Ils étaient convenus qu’en ce début de siècle où étaient prédits les pires cataclysmes depuis le tremblement de terre de Lisbonne qui avait ébranlé les fondements des royautés européennes, le mieux à faire pour sauver leur peau, voire leur âme, était de migrer vers l’intérieur des terres, dans un hameau isolé, des influences néfastes comme des rayonnements solaires et des phénomènes météorologiques extrêmes qui étaient annoncés comme l’avenir inéluctable de notre belle planète.
Candide et Cunégonde revenaient à la terre, la vraie, après avoir brûlé leur jeunesse dans les banlieues arborées de l’ouest parisien. Leur conversion avait commencé il y a quelques années. Candide avait troqué la Mini Cooper électrique promise par ses parents pour l’obtention du baccalauréat désormais plus facile à obtenir que le permis de conduire, pour une modeste bicyclette insubmersible avec cadre en carbone et chaîne anti-déraillante, sacoches multipoches ultra-légères et anti-rayonnements nucléaires. Cunégonde, élevée au bio et à la danse classique avait renoncé à son heure et demie de rituel beauté quotidien – avec vingt-sept produits différents- pour de la graisse à traire végétale multi-usages. Ils avaient décidé, devant leurs parents ébahis, de jeter aux orties (bio, surtout conserver les racines, séchées et pulvérisées elles font un excellent remède anti-diabétique et dépuratif!) l’avenir tout tracé de Candide à La Banque Vanderdandur de beau-papa pour une fermette façon ranch dans le fin fond du Cantal.
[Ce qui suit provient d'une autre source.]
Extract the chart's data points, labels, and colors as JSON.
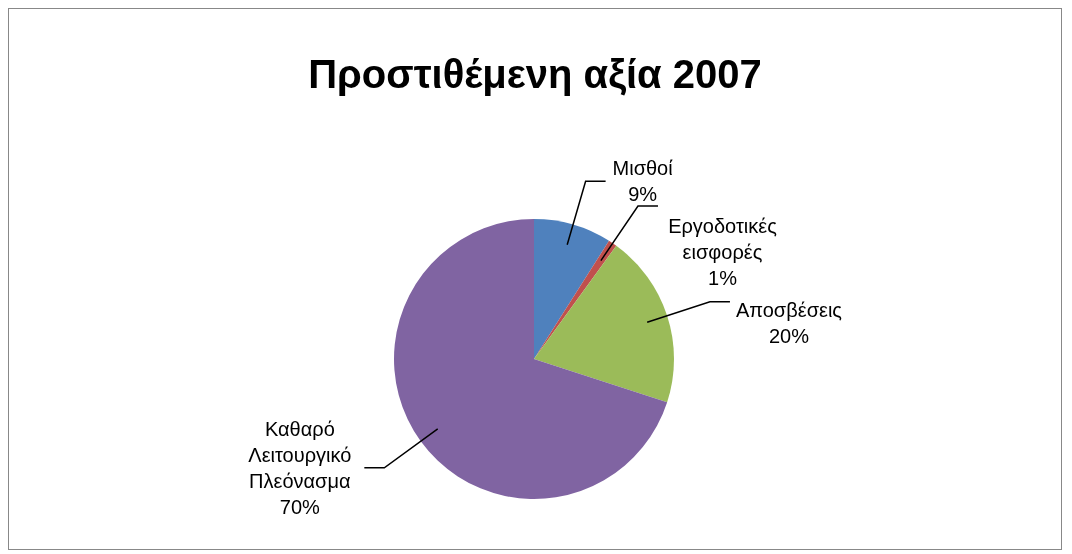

L’avenir commença dans le TER reliant Clermont-Ferrand à Saint-Flour. « Sens-tu mon Amour comme l’air est plus pur ici ? » chuchota Cunégonde. Candide approuva, tout émoustillé des picotements dans son corps et des échauffements épidermiques que l’approche de la sous-préfecture lui procurait. Bientôt leur nid d’amour, déniché au cœur des prairies vallonnées des contreforts du Massif Central, grâce à une annonce providentielle sur Gens de Confiance. Le Père Pangloss, le propriétaire, un paysan chenu qui portait une barbe de père Noël, mal taillée les attendait à la gare, dans une 2 CV Citroën qui datait de l’an 40. Cunégonde fronça les sourcils à l’idée que ce véhicule ne fonctionnait sans doute pas au jus de betterave, mais Candide l’assura que le côté vintage du véhicule faisait de leur chevauchée un péché véniel. En préventif, pour expier leur faute, ils réciteraient le soir avant de se coucher dix fois le programme de Yannick Jadot pour les présidentielles. « Vous voici au nid d’Aigle ! » leur annonca Pangloss en toussant dans sa barbiche et s’arrêtant juste le temps de débarquer leur maigre paquetage, et redémarrant sans leur donner le code du wifi.
Cunégonde ouvrait la bicoque en s’émerveillant des bontés de la Providence. L’ingéniosité de l’upcycling paysan dans les moindres recoins de la maison la laissait pantoise. Bidons de laits retournés pour servir de tabourets, table en caisse à savon, rideaux dépareillés fruits de négociations acharnées dans les vide-greniers campagnards, cheminée charbonneuse avec son immense trépied à chaîne. N’hésitez pas à piller le potager ! leur avait crié Pangloss dans le crissement de la 2 CV. Le retour à la Nature s’annonçait plein de promesses !
Ils se mirent à explorer le jardin. Chaque nouvelle plante leur arrachait des cris d’admiration. Quelle beauté ! Quelle splendeur ! Comme la nature est bien faite ! Ils virent une biche et son faon à la lisière d’un bois, la queue d’un lapin de Garenne sautiller puis disparaître près d’un genévrier. Un monde nouveau s’ouvrait devant eux. De l’autre côté du vallon, les pelotes laineuses d’un troupeau de moutons au pâturage les plongea dans de longues minutes de contemplation proche de l’extase. Ils respiraient fort, se tenaient la main, se regardaient émus aux larmes. Quelle pureté de l’air ! Les cris de Candide s’intensifièrent lorsqu’il vit s’approcher un oiseau majestueux déployant ses grandes ailes. Un aigle ! N’y a t-il-pas sur terre vision plus incroyable ? Son humeur déchanta lorsque le volatile lâcha près de lui un litre de fiente verdâtre avant de fondre sur un agneau qui têtait encore sa mère, de l’autre côté de la vallée.